KENNEALLY: I have to ask you to look back on the tremendous change – 1995, 2021. It’s a dramatically different world, a different workplace, a different home environment. Just everywhere we look, we have been transformed by our digital tools. I wonder, though, as an attorney, somebody who studies these things, how do you feel about the lasting impact – something like this – I know legal decisions are all about precedent and sort of maintaining over time. But it really is remarkable that something tied to a photocopier, which has faded into our memories, really has made itself felt today in 2021.

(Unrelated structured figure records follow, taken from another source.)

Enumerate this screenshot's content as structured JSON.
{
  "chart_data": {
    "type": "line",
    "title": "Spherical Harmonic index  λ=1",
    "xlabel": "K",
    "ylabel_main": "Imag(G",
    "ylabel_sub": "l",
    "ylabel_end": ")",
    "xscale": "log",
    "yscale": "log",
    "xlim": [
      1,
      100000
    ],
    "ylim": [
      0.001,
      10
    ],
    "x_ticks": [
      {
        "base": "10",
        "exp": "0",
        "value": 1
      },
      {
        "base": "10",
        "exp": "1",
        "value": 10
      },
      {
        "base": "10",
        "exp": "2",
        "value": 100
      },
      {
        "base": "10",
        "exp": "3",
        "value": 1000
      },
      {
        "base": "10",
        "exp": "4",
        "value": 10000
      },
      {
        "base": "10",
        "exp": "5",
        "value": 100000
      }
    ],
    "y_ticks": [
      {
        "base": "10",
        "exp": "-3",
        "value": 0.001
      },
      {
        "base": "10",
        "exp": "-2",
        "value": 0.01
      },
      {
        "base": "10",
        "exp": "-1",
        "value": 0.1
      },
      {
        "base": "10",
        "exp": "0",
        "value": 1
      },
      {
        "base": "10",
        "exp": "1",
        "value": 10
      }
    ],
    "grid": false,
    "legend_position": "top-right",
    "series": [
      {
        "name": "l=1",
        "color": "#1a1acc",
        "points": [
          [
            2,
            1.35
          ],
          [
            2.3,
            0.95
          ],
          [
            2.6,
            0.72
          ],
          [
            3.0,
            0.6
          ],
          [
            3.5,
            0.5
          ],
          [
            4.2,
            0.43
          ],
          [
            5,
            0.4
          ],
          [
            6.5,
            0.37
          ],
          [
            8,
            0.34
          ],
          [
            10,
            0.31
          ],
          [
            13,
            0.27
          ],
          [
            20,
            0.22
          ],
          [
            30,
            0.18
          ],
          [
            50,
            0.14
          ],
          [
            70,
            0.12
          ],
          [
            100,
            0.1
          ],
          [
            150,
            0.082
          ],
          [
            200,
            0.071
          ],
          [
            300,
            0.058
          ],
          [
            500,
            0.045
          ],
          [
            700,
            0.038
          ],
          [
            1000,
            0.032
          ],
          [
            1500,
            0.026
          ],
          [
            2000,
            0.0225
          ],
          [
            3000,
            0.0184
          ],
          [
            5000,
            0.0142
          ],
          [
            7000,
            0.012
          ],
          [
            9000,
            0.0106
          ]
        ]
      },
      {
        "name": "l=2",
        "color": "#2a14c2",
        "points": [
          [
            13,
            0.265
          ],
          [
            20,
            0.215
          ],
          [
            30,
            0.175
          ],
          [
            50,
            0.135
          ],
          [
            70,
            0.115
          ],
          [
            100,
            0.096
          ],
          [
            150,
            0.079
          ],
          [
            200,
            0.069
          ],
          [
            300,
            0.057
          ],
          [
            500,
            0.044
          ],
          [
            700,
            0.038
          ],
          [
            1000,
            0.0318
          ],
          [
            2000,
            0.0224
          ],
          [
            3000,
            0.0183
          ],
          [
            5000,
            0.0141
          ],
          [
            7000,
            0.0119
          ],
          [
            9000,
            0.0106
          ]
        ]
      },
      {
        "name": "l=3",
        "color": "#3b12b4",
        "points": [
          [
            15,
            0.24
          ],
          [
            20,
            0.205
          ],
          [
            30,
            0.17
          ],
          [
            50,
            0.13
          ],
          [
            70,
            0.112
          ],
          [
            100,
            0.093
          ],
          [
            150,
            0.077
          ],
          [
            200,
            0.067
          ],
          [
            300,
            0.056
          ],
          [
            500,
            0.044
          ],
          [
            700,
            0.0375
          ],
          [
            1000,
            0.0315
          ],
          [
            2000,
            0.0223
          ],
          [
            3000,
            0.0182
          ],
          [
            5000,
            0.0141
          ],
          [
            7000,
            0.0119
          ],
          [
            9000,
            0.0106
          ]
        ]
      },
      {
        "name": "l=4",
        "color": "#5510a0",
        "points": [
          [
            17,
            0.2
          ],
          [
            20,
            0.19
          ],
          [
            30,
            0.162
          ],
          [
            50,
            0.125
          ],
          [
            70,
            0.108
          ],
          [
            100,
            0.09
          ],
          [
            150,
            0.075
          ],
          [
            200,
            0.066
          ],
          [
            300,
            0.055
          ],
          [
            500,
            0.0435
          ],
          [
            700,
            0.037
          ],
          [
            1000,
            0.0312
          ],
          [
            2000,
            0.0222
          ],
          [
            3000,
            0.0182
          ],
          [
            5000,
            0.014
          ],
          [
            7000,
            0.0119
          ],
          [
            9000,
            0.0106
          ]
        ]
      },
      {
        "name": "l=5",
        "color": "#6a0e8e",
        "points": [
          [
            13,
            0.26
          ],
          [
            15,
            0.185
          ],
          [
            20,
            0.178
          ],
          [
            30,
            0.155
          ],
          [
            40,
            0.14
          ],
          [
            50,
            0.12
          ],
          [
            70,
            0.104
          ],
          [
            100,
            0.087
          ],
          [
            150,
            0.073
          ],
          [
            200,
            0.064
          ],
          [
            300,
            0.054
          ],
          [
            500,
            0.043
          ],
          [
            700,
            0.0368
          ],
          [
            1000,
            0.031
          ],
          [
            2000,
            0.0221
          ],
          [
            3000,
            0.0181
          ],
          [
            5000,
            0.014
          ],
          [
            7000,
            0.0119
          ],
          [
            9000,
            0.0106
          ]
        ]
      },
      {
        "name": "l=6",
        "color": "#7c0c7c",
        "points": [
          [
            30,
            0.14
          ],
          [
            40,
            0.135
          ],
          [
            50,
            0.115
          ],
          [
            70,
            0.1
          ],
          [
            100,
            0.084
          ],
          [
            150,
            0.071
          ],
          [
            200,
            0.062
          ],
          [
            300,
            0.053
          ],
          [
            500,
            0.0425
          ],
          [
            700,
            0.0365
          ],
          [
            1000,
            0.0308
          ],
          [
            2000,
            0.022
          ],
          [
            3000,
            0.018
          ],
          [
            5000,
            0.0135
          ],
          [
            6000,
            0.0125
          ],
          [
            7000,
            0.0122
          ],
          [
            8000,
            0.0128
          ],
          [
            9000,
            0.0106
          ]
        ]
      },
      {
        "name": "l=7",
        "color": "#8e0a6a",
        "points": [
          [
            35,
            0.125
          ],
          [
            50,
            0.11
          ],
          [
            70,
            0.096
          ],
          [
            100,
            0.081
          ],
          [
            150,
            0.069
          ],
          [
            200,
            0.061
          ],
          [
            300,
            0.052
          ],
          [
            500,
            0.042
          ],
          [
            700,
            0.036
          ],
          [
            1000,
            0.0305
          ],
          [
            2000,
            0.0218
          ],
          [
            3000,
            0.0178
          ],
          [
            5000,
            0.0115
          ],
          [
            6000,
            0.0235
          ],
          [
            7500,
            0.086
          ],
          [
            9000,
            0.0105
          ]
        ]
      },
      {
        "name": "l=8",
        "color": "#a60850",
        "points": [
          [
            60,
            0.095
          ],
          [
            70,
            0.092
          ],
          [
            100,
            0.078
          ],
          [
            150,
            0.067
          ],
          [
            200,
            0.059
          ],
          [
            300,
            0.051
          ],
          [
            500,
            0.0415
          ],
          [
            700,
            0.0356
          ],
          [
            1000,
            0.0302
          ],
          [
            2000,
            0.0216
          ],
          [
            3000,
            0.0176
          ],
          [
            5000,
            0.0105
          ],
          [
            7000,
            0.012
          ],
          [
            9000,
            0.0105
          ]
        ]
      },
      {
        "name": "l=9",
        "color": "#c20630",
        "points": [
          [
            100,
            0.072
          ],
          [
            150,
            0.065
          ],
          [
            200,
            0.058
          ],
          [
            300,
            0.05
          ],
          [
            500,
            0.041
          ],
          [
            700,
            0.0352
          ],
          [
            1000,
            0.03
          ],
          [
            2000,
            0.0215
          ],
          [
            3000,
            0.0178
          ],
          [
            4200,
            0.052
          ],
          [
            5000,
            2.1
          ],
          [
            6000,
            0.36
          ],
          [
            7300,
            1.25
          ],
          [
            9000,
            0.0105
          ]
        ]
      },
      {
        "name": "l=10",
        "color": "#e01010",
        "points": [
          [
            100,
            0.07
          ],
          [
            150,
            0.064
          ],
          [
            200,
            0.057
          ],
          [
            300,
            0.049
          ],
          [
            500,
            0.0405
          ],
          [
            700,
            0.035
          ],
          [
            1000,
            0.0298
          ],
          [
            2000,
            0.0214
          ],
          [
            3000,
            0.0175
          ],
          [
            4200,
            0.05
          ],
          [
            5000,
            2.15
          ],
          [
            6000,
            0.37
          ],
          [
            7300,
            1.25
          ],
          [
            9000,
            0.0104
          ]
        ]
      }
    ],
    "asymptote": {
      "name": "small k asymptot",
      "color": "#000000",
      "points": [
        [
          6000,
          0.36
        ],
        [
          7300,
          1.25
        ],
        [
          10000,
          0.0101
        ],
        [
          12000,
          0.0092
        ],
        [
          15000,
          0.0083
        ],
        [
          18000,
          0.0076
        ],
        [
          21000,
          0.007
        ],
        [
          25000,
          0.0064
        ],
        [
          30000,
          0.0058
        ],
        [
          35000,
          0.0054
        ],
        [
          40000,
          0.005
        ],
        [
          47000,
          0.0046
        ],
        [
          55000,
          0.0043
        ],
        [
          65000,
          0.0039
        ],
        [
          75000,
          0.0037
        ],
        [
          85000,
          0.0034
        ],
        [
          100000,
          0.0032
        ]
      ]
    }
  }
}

RICH: Yeah, it is remarkable and highly unusual. And a modest organization in terms of its public profile, which CCC has deliberately been – it demonstrates that in a field as fraught with potential disputes, line-drawing, the complexity of what the concept of fair use means, the deep expense of litigation – the ability to bring parties together to be a good-faith marketplace intermediary and to provably show through license programs that work and that have significant uptake, and importantly are reasonably priced in the marketplace, can have this lubricating effect on copyright law and can really make solutions work, and as I indicated, minimize fair use disputes. It’s not to say they won’t exist or that CCC or CCC-type licenses can solve every problem. That’s simply not the case. But with this experiment that began with the modest suggestion in the House reports to the present, it really has been a remarkable positive story both for copyright law generally and for the role that CCC has contributed to it.

KENNEALLY: All right. Well, Bruce Rich, again, thank you so much.